Uma mulher com independência económica e capacidade para tomar decisões sobre a sua própria vida tem menos probabilidade de se casar apenas por dinheiro e de incorrer em condutas de risco para a saúde, afirma Unity Dow. Nascida em Botsuana, esta advogada e activista pelos direitos humanos foi a primeira mulher a exercer a função de juíza no seu país. Agora, cumpre o seu segundo mandato como integrante da Comissão Internacional de Juristas, e preside o seu Comité Executivo.
IPS: A sua história figura de modo destacado no primeiro informe da história do ONU Mulheres. Qual é a mensagem que a senhora acredita que transmite às mulheres de todo o mundo?
UNITY DOW (UD): Penso que é importante que as pessoas que a lerem vejam que, definitivamente, não sou única ou especial. E também, suponho, que dêem conta de que o motivo pelo qual eu consegui o que conquistei tem a ver com a minha família – pais e irmãos –, que é forte e me apoia, que sempre esteve em cada sessão do tribunal, quando eu chorava e também quando estava feliz com o resultado. Não foi uma viagem individual. Precisa-se da família para se ter sucesso.
IPS: A senhora trabalhou a par da ONU Mulheres. O que espera desta agência para os próximos anos, ou décadas?
UD: Não creio que se possa subestimar a criação desta nova agência, pelo impulso, pela força e pelo poder que dá às mulheres. E isto mesmo antes de falarmos sobre quanto dinheiro tem ou sobre quem a lidera; e penso que a entidade é muito, muito afortunada por ter a líder que tem (a ex-presidente chilena Michelle Bachelet).
Espero que a agência gere uma nova energia em torno dos assuntos femininos. O tipo de energia que conseguimos em torno da Quarta Conferência Mundial sobre a Mulher, de 1995, em Pequim, que de algum modo começou a apagar-se, espero que agora volte a ter força.
E também que obrigue os governos a terem programas específicos para as mulheres, porque agora há uma agência desse nível responsável, que fará perguntas e se comprometerá com os governos, e isto é bom.
IPS: A questão central do informe é a justiça, e a senhora dedica a sua vida ao sistema judicial. Porque acredita que os sistemas judicial e legal são tão importantes para o poder da mulher?
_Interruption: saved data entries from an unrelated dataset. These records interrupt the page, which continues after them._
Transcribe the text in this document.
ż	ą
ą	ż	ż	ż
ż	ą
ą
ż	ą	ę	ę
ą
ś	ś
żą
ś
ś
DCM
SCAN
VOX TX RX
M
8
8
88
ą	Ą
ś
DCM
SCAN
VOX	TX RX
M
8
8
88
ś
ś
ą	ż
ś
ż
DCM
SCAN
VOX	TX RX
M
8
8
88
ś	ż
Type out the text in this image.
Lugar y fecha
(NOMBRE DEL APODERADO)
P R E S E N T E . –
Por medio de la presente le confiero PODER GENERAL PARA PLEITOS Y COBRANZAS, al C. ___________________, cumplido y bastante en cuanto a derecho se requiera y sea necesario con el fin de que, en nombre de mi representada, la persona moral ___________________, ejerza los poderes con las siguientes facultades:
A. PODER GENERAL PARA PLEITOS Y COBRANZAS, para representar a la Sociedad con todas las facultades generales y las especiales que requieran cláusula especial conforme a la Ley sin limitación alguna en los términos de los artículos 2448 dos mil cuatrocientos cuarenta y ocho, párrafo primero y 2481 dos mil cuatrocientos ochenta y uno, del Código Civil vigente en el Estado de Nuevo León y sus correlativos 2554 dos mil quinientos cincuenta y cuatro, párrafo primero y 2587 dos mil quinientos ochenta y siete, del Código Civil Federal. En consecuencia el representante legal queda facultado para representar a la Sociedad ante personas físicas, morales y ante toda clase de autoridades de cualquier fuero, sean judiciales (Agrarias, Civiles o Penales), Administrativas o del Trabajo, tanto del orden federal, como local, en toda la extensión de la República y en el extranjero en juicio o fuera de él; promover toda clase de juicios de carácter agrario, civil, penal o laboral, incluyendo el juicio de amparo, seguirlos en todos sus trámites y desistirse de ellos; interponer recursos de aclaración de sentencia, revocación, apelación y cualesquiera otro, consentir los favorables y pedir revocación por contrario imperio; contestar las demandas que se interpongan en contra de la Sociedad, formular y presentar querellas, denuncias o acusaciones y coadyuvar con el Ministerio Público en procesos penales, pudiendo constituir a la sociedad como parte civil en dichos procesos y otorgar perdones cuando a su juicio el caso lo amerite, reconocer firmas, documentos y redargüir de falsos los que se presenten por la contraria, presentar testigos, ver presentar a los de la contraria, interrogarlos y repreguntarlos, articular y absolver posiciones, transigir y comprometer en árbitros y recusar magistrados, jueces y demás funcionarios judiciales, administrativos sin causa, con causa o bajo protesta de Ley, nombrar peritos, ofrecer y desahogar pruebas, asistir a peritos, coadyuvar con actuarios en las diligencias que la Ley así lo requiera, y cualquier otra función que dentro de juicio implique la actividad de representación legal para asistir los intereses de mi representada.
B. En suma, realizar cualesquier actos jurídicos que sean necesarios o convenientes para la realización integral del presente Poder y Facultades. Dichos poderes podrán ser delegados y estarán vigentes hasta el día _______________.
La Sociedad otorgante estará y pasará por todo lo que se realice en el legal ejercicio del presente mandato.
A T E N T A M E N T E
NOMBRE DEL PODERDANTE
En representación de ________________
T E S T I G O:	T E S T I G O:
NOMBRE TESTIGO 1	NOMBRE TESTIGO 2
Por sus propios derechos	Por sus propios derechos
UD: Porque o sistema legal não trata apenas de criar marcos, mas também de apresentar soluções. Se há uma lei que diz que não se pode discriminar as mulheres, isso não mudará com o passar do tempo, mas o facto de a lei existir faz com que, com o tempo, mudem as atitudes, porque cria uma norma e destrói outra negativa que estava em vigor.
E, em segundo lugar, se falamos sobre a violência contra as mulheres, sobre o poder económico, sobre qualquer coisa, é preciso um sistema judicial ao qual elas possam recorrer para fazer valer os seus direitos. Assim, é o básico.
IPS: A senhora foi juíza do Supremo Tribunal, mas retirou-se e começou a exercer a advocacia de maneira independente. Acredita que é uma maneira mais efectiva de chegar às mulheres, ou foi apenas uma decisão pessoal?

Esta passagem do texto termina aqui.